Es wird immer wieder behauptet: Die amtliche Statistik würde Daten einfordern, die nicht benötigt würden. Diesbezüglich muss darauf hingewiesen werden, dass alle Statistischen Ämter dem Legalitätsprinzip unterworfen sind; das heißt, es werden nur gesetzlich angeordnete Statistiken durchgeführt. Zum anderen gilt auch hier das »Betroffenheitsprinzip«. Ob eine spezielle Statistik benötigt wird oder nicht, kann nur von jenen Institutionen und Konsumenten beurteilt werden, die diese speziellen Informationen benötigen und nicht von jenen die keine Informationsbedürfnisse nach eben gerade dieser speziellen Datenquelle haben.

Eines trifft aber prima vista für Unternehmen zu: diese werden zum Beispiel von IHKs oder Interessenverbänden zu Sachverhalten befragt, die auch die amtliche Statistik nachfragt. Das wird sich auch in Zukunft nicht ändern, da die amtliche Statistik dem Schutz der individuellen Daten verpflichtet ist und zum Beispiel einer IHK nicht die Beschäftigtenzahlen oder gar die Umsätze ihrer Mitglieder melden darf. Es trifft auch zu, dass Behörden Auskunftspflichtige doppelt befragen. Das wird sich dann ändern, wenn es der Gesellschaft und damit der Politik gelingt, die Phobie vor Datenmissbrauch zu überwinden. Die Bevölkerung hat diesen Paradigmenwechsel mit Payback und Gewinnspielen bereits vollzogen und die Gesetzgeber sind auf dem Weg dazu.
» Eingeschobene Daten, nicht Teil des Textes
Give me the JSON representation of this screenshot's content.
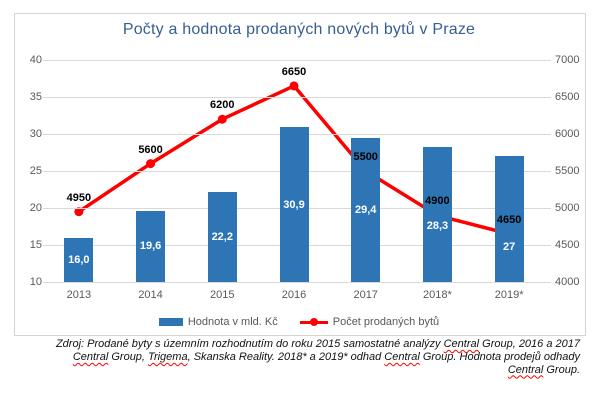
{
  "title": "Počty a hodnota prodaných nových bytů v Praze",
  "chart_data": {
    "type": "bar+line combo",
    "title": "Počty a hodnota prodaných nových bytů v Praze",
    "categories": [
      "2013",
      "2014",
      "2015",
      "2016",
      "2017",
      "2018*",
      "2019*"
    ],
    "series": [
      {
        "name": "Hodnota v mld. Kč",
        "type": "bar",
        "axis": "left",
        "color": "#2E75B6",
        "values": [
          16.0,
          19.6,
          22.2,
          30.9,
          29.4,
          28.3,
          27
        ],
        "labels": [
          "16,0",
          "19,6",
          "22,2",
          "30,9",
          "29,4",
          "28,3",
          "27"
        ],
        "label_color": "#ffffff"
      },
      {
        "name": "Počet prodaných bytů",
        "type": "line",
        "axis": "right",
        "color": "#FF0000",
        "values": [
          4950,
          5600,
          6200,
          6650,
          5500,
          4900,
          4650
        ],
        "labels": [
          "4950",
          "5600",
          "6200",
          "6650",
          "5500",
          "4900",
          "4650"
        ],
        "label_color": "#000000"
      }
    ],
    "left_axis": {
      "min": 10,
      "max": 40,
      "step": 5,
      "ticks": [
        "40",
        "35",
        "30",
        "25",
        "20",
        "15",
        "10"
      ]
    },
    "right_axis": {
      "min": 4000,
      "max": 7000,
      "step": 500,
      "ticks": [
        "7000",
        "6500",
        "6000",
        "5500",
        "5000",
        "4500",
        "4000"
      ]
    },
    "grid": true,
    "legend_position": "bottom",
    "layout_hints": {
      "bar_label_dy": [
        0,
        0,
        0,
        0,
        0,
        12,
        28
      ],
      "line_label_dy": -14
    }
  },
  "legend": {
    "items": [
      {
        "label": "Hodnota v mld. Kč",
        "swatch": "bar",
        "color": "#2E75B6"
      },
      {
        "label": "Počet prodaných bytů",
        "swatch": "line",
        "color": "#FF0000"
      }
    ]
  },
  "source_note": {
    "lines": [
      [
        {
          "t": "Zdroj: Prodané byty s územním rozhodnutím do roku 2015 samostatné analýzy "
        },
        {
          "t": "Central",
          "m": true
        },
        {
          "t": " Group, 2016 a 2017"
        }
      ],
      [
        {
          "t": "Central",
          "m": true
        },
        {
          "t": " Group, "
        },
        {
          "t": "Trigema",
          "m": true
        },
        {
          "t": ", Skanska Reality. 2018* a 2019* odhad "
        },
        {
          "t": "Central",
          "m": true
        },
        {
          "t": " Group. Hodnota prodejů odhady"
        }
      ],
      [
        {
          "t": "Central",
          "m": true
        },
        {
          "t": " Group."
        }
      ]
    ]
  },
  "colors": {
    "bar": "#2E75B6",
    "line": "#FF0000",
    "gridline": "#d9d9d9",
    "axis_text": "#595959",
    "title_text": "#365F91",
    "frame_border": "#d4d4d4",
    "squiggle": "#FF0000"
  }
}
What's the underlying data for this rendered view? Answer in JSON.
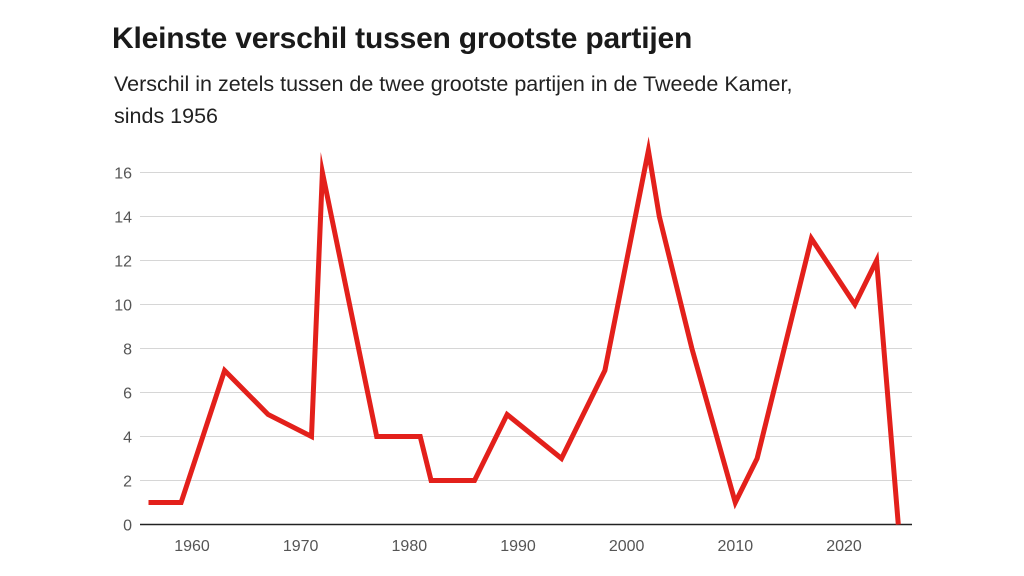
{
  "chart_data": {
    "type": "line",
    "title": "Kleinste verschil tussen grootste partijen",
    "subtitle": "Verschil in zetels tussen de twee grootste partijen in de Tweede Kamer, sinds 1956",
    "xlabel": "",
    "ylabel": "",
    "xlim": [
      1956,
      2025
    ],
    "ylim": [
      0,
      17
    ],
    "x_ticks": [
      1960,
      1970,
      1980,
      1990,
      2000,
      2010,
      2020
    ],
    "y_ticks": [
      0,
      2,
      4,
      6,
      8,
      10,
      12,
      14,
      16
    ],
    "grid": true,
    "line_color": "#e3201b",
    "series": [
      {
        "name": "Verschil in zetels",
        "x": [
          1956,
          1959,
          1963,
          1967,
          1971,
          1972,
          1977,
          1981,
          1982,
          1986,
          1989,
          1994,
          1998,
          2002,
          2003,
          2006,
          2010,
          2012,
          2017,
          2021,
          2023,
          2025
        ],
        "values": [
          1,
          1,
          7,
          5,
          4,
          16,
          4,
          4,
          2,
          2,
          5,
          3,
          7,
          17,
          14,
          8,
          1,
          3,
          13,
          10,
          12,
          0
        ]
      }
    ]
  }
}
Selbstverständlich werden – wie bisher auch – die Statistischen Ämter laufend die Erforderlichkeit von Statistiken überprüfen und dort, wo eine Entlastungschance gesehen wird, dem Gesetzgeber Kürzungen vorschlagen. Mit dem Mittelstandsentlastungsgesetz5 ist es den Statistischen Ämtern6 gelungen, nennenswerte Entlastungen der berichtspflichtigen Unternehmen zu erreichen. So werden im Bereich des Verarbeitenden Gewerbes in Zukunft nur noch Betriebe mit 50 und mehr Beschäftigten monatlich befragt anstatt mit 20 und mehr. Dadurch sind ab 2007 etwa 25 000 Unternehmen von einer monatlichen Berichtspflicht befreit.

Resümee

Der Föderalismus ist eine wesentliche Grundlage für die wirtschaftlich und gesellschaftlich erfolgreiche Entwicklung der Bundesrepublik und ihrer Länder. Die amtliche Statistik ist dabei integraler und wichtiger Bestandteil des verfassungsrechtlich vorgegebenen föderalen Staatsaufbaus. Ihre Bedeutung erhält sie nicht zuletzt als ein objektives Führungsinformationssystem für die Entscheidungsträger in Bund, Ländern und Kommunen sowie als Informations- und Kontrollinstrument für alle Bürgerinnen und Bürger. Unter Effizienzgesichtspunkten und im Hinblick auf die Reformfähigkeit lassen sich keine nennenswerten Nachteile des föderalen Systems der amtlichen Statistik gegenüber einer Zentralisation erkennen. Die qualitativen Vorteile einer dezentral organisierten und funktional konzentrierten amtlichen Statistik überwiegen bei Weitem.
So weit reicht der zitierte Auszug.